This First Person article is the experience of Bonnie Sutherland, who lives in Kingston, Ont. For more information about CBC’s First Person stories, please see the FAQ.
I stood in my closet, unsure what to wear. I was going to a funeral, so black was the obvious choice. But I wondered if that would honour my grandmother. After all, the day I was ordained as a minister in the Presbyterian Church in Canada, I told her I had bought a robe. She looked at me and said, “It isn’t black, is it?”
It’s not that my grandma hated black, but I think she thought a minister who shares the love of God should wear a far more joyful colour. What she didn’t know was that my options as a minister were white and black, and white gets dirty easier.
My choice was purely practical. I wanted to honour her, but I knew that whatever I wore wouldn’t matter to her as much as the words I spoke and the way I carried the service. Yes, I was not only attending my grandmother’s funeral, but I was also officiating.
One month earlier, I had been at her bedside. My dad and aunt had been keeping vigil around the clock and I dropped in every day with my older sibling. Grandma was almost 98 and her kidneys were failing. Her wits were still sharp.
When my husband and I brought our son to her bedside, he presented her with a small origami boat he had made. She was sitting up in her bed, and as she held the paper boat she said, “Thank you. Now I can sail away.”
Then she proceeded to sing songs with actions as if she were teaching Sunday school — which she had for much of her adult life.
She had sang songs and done crafts with kids her whole life, and here she was, on her deathbed, singing for her six-year-old great-grandchild who had come to see her for the last time.
As her grandchild, I was one of the kids who experienced her creativity and joy. Whenever we visited, she and Grandpa would make sure we had fun: fireworks and sparklers, swimming and games, songs and crafts filled our days. She believed children were precious and she showed us the simple joys of this life God has given. When she took charge, we knew we were in for an adventure.
Her granddaughter and her minister
In addition to being her grandchild, I was also her minister. Her church had closed in June 2022 and difficulties with her health and mobility were such that she would never attend church again. So one day when I came to visit, she asked if she could join my church and I could be her minister. I was happy to oblige her. She also said she wanted her minister to officiate her funeral. It made sense.
We would pray when I visited, and even though she would hijack my prayers with ones of her own, I felt so loved and blessed by her. She may have blessed me more than I did her.
The week before she died was hard. Over the course of my nine-year career, I have officiated many funerals for my congregants and their loved ones.

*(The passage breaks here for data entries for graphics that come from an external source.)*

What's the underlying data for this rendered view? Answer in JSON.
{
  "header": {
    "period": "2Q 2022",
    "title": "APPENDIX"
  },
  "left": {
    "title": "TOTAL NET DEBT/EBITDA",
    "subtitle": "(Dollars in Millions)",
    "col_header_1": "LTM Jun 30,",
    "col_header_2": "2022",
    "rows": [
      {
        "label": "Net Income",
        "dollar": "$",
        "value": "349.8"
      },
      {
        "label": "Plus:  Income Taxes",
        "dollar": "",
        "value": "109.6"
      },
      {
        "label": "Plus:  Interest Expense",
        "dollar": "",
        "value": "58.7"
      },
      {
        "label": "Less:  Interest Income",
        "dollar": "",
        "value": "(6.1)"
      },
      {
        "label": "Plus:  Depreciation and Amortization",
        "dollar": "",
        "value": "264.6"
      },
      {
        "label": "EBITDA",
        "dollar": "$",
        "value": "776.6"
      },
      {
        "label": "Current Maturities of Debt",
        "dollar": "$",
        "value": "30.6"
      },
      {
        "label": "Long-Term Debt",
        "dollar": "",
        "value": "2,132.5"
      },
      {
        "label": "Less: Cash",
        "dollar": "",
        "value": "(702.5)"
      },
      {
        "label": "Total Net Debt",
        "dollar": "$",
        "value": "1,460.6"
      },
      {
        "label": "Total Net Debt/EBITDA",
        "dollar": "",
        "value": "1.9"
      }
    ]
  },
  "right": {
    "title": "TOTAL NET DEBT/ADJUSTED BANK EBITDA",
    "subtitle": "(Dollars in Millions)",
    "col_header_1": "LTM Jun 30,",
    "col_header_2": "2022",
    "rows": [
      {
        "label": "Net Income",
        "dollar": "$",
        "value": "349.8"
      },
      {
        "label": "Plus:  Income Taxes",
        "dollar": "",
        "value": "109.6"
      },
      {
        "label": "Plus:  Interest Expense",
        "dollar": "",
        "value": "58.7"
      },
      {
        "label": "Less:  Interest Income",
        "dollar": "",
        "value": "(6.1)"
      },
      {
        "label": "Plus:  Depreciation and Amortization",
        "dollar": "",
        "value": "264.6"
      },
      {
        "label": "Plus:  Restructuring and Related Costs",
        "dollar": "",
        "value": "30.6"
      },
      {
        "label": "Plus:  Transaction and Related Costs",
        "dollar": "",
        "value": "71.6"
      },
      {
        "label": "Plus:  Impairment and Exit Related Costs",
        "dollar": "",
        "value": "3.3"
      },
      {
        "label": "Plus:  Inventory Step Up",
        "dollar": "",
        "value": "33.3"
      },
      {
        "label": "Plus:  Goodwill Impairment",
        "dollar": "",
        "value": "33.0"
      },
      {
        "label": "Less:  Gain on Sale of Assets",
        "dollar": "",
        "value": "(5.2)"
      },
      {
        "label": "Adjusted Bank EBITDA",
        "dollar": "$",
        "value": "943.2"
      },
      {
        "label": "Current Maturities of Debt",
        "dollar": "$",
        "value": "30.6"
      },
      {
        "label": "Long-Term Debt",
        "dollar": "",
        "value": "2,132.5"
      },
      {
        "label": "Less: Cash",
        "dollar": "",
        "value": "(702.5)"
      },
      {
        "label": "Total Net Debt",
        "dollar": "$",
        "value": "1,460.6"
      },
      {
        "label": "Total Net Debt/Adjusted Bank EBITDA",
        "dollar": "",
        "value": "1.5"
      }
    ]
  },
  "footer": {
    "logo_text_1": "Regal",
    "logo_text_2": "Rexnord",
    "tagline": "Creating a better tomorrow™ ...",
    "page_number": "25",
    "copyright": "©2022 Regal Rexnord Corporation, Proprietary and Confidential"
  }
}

Often, I visit a dying person once to say a prayer for them as they face their final journey, and for their family and friends who will miss them. There is usually some distance between me and them, which allows me to be of clear mind and provide comfort as I lead them through funeral decisions that they often don’t have the presence of mind for.
This time, there was not much distance. And my mind was not so clear. I felt caught between my roles of granddaughter and minister, mourner and comforter. Still, I read scripture to her, prayed with her and held her hands. I broke down. I sang familiar hymns and just sat there with my family.
The day before she died, she was barely able to open her eyes, but she heard someone come in and say, “Happy Canada Day.”
She lifted her arm and pointed to the wall beside her. It took a moment for my dad to understand her: she wanted him to turn the page on the calendar. A calendar she would never see again, but still wanted to be right.
That night, she closed her eyes for the last time. Grandma died in the early morning of July 2, 2023.
So, there I was, one month later, on her 98th birthday, standing in front of family and friends — fellow mourners, including me — leading her funeral.
Why did I decide to do this? Part of me didn’t want to, but the part that won out wanted to do her justice and this was the only way I could make sure that would happen.
It was exhausting.
Afterward, I looked my parents in the eye and said, “I’m not doing either of your funerals.”
Not because I don’t care about how their funerals are carried out, but because sometimes, I just want to be a person and not the minister. I want to be comforted and not the one to give comfort. I don’t want to speak; I want to be spoken to. I do not want to give hugs; I want to be hugged.
Most often, I prefer my role as minister to be delineated from my roles of partner, mother, daughter or friend. I made an exception in this case, and through it, I learned that comfort can be given and shared and spirits can be nurtured in the simplest of ways with the people who are closest to our hearts. My grandma and I shared these things during the last few months of her life and I will always remember that she was also a minister to me during this time.